Crystal structure of the A3F CTD and the Vif interaction interface. (A) Ribbon representation of the superimposed structures of the A3F CTD and A3C (PDB ID no. 3VOW). The backbone traces of the A3F CTD and A3C are colored in wheat and gray, respectively. Catalytic zinc ions of A3F and A3C are shown as black and gray spheres, respectively. (B) Ribbon representation of the A3F CTD alone. Critical residues of the Vif interaction interface that are analogous to A3C are shown in green. Four residues (L291, A292, R293, and E324) shown in magenta are uniquely required for the A3F-Vif interaction. (C) Surface representation of A3C with the Vif interaction interface shown in green. (D) Surface representation of A3F CTD with the Vif interaction interface with the same coloring and labeling as in panel B. (E) Electrostatic potentials of A3F CTD. The surface area is colored according to the calculated potentials from −3.0 kT/e (red) to +3.0 kT/e (blue).
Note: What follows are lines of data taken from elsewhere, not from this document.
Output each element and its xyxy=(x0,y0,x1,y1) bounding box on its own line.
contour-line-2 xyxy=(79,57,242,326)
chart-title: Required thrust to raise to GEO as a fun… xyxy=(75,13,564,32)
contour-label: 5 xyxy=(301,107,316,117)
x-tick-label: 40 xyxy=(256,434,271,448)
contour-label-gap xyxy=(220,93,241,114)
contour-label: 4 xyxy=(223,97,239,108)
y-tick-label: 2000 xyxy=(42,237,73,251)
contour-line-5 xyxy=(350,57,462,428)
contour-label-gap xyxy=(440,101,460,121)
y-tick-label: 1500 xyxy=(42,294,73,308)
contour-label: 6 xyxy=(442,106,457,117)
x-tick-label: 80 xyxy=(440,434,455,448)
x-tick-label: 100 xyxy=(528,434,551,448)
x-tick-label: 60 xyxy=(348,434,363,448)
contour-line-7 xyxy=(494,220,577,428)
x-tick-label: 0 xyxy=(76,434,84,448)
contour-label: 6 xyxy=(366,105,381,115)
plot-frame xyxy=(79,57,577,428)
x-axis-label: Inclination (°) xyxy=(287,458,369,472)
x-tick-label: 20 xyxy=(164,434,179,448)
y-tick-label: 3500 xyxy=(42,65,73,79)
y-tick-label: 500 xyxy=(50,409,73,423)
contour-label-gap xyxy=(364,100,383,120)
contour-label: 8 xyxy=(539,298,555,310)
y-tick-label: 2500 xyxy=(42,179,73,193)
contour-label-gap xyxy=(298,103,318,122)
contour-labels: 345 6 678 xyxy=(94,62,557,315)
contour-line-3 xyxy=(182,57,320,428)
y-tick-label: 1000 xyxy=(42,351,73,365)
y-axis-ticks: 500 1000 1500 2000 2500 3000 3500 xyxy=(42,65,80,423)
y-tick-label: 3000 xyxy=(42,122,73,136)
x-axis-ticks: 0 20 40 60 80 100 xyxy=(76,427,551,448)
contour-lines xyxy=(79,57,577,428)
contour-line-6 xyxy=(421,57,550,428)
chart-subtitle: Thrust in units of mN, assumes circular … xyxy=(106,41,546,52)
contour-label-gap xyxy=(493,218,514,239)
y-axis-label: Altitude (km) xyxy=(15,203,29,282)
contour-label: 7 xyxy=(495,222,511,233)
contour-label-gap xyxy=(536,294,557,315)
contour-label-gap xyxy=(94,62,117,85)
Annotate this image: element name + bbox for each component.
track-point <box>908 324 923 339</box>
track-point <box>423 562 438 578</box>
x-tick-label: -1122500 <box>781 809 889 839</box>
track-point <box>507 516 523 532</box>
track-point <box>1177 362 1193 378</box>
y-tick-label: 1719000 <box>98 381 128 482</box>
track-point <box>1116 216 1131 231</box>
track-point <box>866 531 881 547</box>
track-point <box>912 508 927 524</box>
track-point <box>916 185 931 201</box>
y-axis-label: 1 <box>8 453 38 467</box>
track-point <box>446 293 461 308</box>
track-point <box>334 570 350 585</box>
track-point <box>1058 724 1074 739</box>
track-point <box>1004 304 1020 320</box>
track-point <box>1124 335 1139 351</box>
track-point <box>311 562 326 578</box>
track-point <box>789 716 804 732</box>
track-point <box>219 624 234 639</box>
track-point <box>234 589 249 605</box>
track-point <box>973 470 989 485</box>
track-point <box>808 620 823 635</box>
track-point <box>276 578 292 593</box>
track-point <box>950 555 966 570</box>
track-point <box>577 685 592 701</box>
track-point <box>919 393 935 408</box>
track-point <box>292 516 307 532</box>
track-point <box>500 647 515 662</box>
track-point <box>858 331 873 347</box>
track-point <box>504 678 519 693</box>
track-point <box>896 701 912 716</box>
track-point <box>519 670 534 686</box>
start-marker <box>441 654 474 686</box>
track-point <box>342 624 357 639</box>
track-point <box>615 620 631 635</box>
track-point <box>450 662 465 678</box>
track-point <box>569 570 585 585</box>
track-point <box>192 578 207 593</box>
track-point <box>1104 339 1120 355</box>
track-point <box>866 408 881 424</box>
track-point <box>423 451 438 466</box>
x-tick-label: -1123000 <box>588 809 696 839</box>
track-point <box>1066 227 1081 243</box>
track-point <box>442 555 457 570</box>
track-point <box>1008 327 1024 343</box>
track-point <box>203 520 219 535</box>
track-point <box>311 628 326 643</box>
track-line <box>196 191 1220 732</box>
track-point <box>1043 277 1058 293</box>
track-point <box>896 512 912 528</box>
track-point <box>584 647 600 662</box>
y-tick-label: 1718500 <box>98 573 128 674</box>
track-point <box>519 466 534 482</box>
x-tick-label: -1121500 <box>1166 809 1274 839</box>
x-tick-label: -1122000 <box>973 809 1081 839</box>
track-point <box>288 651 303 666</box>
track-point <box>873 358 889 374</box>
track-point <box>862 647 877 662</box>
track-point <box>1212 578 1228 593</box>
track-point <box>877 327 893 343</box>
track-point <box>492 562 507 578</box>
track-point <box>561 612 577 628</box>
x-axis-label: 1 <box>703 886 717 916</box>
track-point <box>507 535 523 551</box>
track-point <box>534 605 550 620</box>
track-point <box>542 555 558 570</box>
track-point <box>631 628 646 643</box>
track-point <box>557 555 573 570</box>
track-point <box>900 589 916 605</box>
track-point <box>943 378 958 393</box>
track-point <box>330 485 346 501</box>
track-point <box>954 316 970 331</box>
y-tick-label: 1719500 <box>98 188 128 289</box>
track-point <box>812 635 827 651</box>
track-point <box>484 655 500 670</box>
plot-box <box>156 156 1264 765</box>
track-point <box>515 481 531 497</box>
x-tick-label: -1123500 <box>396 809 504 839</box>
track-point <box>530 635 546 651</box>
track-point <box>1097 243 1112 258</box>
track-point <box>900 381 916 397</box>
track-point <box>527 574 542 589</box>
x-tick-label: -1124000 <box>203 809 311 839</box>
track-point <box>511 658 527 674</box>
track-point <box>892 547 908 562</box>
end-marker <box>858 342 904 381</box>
The enclosed area with the yellow dotted line indicates the Vif-binding interface.

FIG 8

Predicted interaction between the A3F CTD and Vif. (A and B) Two views of their interaction surfaces, from the A3F catalytic groove side (A) and from the A3F CTD α4 helix side (B), are shown. Structures of the A3F CTD and Vif are represented as wheat ribbons and gray surface, respectively. The A3F-unique residues crucial for Vif binding are highlighted with magenta sticks. A zinc ion in the catalytic groove is shown as a black sphere.

FIG 9

Amino acid sequence conservation of A3F-binding Vif motifs and Vif-binding A3F residues. (A) Conservation at each alignment position in the F1, F2, and F3 boxes. A total of 2,935 HIV-1 sequences and 27 SIVcpz Vif sequences were aligned. The conservation rate at each position (residue) was analyzed using the WebLogo 3.4 program and is shown as R_seq values on the y axis. Amino acids are colored according to chemical properties: polar (green), neutral (purple), basic (blue), acidic (red), and hydrophobic (black). (B) Amino acid sequence alignment of human (Homo sapiens) and chimpanzee (Pan troglodytes verus) A3F CTD. Identical residues are shaded in gray. A red arrowhead indicates residue R293 of human A3F.